Willis Van DusenWill the real mayor please stand up? There were two of them at the Astoria City Council meeting Tuesday. Spotting Warrenton Mayor GIL GRAMSON, pictured on right, in the audience, Astoria Mayor WILLIS VAN DUSEN, pictured on left, graciously invited him to stand up and be recognized. Gramson received a round of applause.Gilbert Gramson He was at the council meeting to see his granddaughter, Warrenton High School student JENESSA GRAMSON, publicly thanked for helping out at the Astoria Library’s Summer Reading Program. “Who’s your favorite mayor,” Van Dusen jokingly asked Jenessa. (She diplomatically declined to answer.)
Lincoln City resident David Gomberg has been inducted into the World Kite Museum Hall of Fame in Long Beach, Wash. Citing Gomberg’s three-time receipt of the Checkeley Award for the most significant contribution to the kite industry, his eight-year tenure as president of the American Kitefliers Association and his attendance at 250 international kite festivals, the committee concluded that “No one has done more to promote kiting as a sport and an industry than Dave Gomberg.”
Other inductees have included Benjamin Franklin, Lawrence Hargraves (inventor of the box kite), Domina Jalbert (inventor of the parafoil kite) and Paul Garber (who developed the two line “stunt” kite for Navy target practice during World War II).
Gomberg and his wife, Susan, are accomplished fliers known for their big kite displays.
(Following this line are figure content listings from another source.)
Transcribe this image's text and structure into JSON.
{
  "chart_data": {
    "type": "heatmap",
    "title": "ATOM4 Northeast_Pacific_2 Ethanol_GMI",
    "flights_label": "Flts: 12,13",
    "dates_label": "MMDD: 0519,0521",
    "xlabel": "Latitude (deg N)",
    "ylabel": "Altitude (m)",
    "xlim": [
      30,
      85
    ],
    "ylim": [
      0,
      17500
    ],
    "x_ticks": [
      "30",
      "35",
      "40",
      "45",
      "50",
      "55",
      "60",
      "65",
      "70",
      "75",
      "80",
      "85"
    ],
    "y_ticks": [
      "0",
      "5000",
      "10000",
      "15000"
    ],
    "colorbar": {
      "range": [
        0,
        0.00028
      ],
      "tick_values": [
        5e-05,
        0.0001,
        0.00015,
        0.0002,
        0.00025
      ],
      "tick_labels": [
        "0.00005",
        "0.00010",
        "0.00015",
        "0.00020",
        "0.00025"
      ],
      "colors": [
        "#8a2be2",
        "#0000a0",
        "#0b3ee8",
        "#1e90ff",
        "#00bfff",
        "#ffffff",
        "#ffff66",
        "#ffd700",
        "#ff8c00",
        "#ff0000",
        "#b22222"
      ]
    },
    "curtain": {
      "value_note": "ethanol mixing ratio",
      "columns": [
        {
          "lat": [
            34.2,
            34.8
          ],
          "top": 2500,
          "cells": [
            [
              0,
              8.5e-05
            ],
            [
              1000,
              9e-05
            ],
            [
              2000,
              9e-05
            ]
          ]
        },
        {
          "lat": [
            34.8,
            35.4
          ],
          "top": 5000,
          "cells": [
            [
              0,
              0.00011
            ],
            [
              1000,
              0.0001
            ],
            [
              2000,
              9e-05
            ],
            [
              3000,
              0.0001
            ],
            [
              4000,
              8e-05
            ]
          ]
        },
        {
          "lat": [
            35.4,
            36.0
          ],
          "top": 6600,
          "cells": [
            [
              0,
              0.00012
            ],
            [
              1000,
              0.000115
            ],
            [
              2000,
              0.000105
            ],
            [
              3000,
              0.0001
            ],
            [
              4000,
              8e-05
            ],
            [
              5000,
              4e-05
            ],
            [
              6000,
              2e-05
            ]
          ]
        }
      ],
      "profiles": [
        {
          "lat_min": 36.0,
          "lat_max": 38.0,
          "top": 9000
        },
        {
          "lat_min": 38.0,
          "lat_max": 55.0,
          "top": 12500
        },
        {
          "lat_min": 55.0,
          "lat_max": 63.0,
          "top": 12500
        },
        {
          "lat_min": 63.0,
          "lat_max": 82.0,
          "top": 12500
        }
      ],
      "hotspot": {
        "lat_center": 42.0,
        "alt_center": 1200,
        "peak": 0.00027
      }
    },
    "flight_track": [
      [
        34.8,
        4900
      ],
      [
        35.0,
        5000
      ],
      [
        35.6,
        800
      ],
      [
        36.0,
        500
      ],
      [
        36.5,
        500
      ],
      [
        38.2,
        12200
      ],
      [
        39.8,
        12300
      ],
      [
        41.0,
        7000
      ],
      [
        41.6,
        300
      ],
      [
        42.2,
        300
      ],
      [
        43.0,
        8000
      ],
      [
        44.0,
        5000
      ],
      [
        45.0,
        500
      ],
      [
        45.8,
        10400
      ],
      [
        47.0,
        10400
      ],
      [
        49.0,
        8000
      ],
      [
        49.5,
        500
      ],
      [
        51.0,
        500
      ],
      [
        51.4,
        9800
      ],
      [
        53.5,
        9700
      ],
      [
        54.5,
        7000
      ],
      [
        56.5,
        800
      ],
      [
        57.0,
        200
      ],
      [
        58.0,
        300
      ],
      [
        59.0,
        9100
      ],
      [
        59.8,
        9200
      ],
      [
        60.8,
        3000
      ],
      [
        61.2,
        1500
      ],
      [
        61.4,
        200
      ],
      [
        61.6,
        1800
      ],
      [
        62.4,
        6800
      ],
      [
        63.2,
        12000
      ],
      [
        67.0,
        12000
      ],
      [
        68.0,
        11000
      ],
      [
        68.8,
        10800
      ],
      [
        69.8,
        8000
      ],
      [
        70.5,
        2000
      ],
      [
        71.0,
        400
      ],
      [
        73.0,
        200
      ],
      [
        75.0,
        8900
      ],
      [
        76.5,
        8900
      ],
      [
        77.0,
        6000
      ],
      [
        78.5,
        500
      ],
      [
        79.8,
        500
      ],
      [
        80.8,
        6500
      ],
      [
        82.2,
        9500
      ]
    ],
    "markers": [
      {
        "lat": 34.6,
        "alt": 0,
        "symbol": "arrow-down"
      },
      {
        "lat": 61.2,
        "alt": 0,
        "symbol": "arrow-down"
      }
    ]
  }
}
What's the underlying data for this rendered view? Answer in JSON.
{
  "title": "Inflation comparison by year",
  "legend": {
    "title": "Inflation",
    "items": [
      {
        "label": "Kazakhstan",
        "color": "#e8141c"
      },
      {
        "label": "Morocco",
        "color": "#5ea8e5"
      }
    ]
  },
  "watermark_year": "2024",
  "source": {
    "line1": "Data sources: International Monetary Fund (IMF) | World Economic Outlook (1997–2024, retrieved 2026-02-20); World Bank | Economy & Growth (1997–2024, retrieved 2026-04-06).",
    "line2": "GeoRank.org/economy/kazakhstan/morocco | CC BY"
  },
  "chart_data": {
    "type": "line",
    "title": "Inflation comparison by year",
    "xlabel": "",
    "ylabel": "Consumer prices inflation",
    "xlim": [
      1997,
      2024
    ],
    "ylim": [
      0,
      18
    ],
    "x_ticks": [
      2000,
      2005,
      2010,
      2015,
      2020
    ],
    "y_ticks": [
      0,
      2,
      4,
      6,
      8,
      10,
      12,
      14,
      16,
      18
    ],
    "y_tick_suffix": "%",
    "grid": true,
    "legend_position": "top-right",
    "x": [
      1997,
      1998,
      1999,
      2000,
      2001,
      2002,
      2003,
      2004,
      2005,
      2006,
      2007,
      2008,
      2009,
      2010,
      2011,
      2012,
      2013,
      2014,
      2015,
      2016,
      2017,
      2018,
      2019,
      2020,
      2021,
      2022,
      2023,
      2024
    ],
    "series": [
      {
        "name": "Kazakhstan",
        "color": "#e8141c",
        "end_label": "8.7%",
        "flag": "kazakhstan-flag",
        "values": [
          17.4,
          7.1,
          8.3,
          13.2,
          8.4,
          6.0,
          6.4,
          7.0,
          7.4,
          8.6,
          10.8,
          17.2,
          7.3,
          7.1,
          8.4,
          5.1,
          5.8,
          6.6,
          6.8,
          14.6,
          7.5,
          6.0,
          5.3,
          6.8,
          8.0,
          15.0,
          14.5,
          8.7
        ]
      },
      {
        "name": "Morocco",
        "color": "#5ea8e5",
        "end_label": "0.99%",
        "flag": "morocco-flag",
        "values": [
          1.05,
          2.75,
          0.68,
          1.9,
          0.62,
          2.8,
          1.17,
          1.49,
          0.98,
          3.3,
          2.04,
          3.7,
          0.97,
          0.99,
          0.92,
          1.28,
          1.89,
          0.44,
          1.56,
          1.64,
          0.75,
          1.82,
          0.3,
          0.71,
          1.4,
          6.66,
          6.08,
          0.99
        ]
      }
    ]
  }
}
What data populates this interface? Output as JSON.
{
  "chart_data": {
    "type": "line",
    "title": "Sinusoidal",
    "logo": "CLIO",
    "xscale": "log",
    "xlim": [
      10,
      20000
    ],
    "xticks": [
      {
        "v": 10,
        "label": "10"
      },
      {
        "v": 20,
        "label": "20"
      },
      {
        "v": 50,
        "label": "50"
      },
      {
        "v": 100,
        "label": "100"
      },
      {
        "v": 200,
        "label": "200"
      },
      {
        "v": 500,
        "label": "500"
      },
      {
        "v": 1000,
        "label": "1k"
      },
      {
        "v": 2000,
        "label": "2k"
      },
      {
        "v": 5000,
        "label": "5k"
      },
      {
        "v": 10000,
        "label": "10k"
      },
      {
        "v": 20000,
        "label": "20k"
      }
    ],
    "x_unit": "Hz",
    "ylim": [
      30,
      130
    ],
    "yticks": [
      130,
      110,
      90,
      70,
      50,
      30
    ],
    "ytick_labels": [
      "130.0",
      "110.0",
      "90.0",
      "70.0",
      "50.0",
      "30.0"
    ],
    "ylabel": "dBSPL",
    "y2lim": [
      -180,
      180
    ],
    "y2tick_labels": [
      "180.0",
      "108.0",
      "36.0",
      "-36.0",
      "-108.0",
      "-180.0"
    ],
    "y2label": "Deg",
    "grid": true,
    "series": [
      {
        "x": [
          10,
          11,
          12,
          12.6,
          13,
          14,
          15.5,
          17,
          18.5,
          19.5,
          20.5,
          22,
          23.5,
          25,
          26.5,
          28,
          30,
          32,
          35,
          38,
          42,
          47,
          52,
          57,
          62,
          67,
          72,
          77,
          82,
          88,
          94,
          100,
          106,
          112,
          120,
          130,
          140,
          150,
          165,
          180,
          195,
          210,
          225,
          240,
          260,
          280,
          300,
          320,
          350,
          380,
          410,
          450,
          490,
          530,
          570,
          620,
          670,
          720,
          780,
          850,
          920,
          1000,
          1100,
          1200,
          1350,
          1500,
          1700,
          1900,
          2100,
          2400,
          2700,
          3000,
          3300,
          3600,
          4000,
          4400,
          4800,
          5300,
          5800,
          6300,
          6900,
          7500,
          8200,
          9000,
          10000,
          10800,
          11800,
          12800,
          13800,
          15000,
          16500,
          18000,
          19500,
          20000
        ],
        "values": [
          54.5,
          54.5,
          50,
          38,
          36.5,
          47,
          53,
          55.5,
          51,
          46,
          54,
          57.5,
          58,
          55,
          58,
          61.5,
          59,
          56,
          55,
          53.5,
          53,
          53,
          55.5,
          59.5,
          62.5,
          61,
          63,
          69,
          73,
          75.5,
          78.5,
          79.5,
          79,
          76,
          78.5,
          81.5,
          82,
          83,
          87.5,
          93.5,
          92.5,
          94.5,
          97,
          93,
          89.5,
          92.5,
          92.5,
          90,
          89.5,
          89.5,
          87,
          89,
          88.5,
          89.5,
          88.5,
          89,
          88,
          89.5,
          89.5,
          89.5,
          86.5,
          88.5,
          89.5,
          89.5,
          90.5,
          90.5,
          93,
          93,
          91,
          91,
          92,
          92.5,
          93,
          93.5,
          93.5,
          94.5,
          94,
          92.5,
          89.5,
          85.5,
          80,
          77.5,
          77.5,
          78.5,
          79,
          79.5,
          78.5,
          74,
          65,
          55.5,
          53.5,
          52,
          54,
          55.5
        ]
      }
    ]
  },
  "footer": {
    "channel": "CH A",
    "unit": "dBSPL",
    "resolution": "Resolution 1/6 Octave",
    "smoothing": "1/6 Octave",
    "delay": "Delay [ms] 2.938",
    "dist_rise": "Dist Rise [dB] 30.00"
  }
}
They own Gomberg Kite Productions International, a kite product distributor and event management partnership. In 2005, his accomplishments include hosting the World Sport Kite Championships in June in Lincoln City and partnering to create a 10,000 square-foot kite in the shape of the American flag – the largest kite made and worthy of recognition in the Guinness Book of World Records. Gomberg can be seen and heard again at a festival Oct. 8 and 9 at the D-River Wayside in Lincoln City.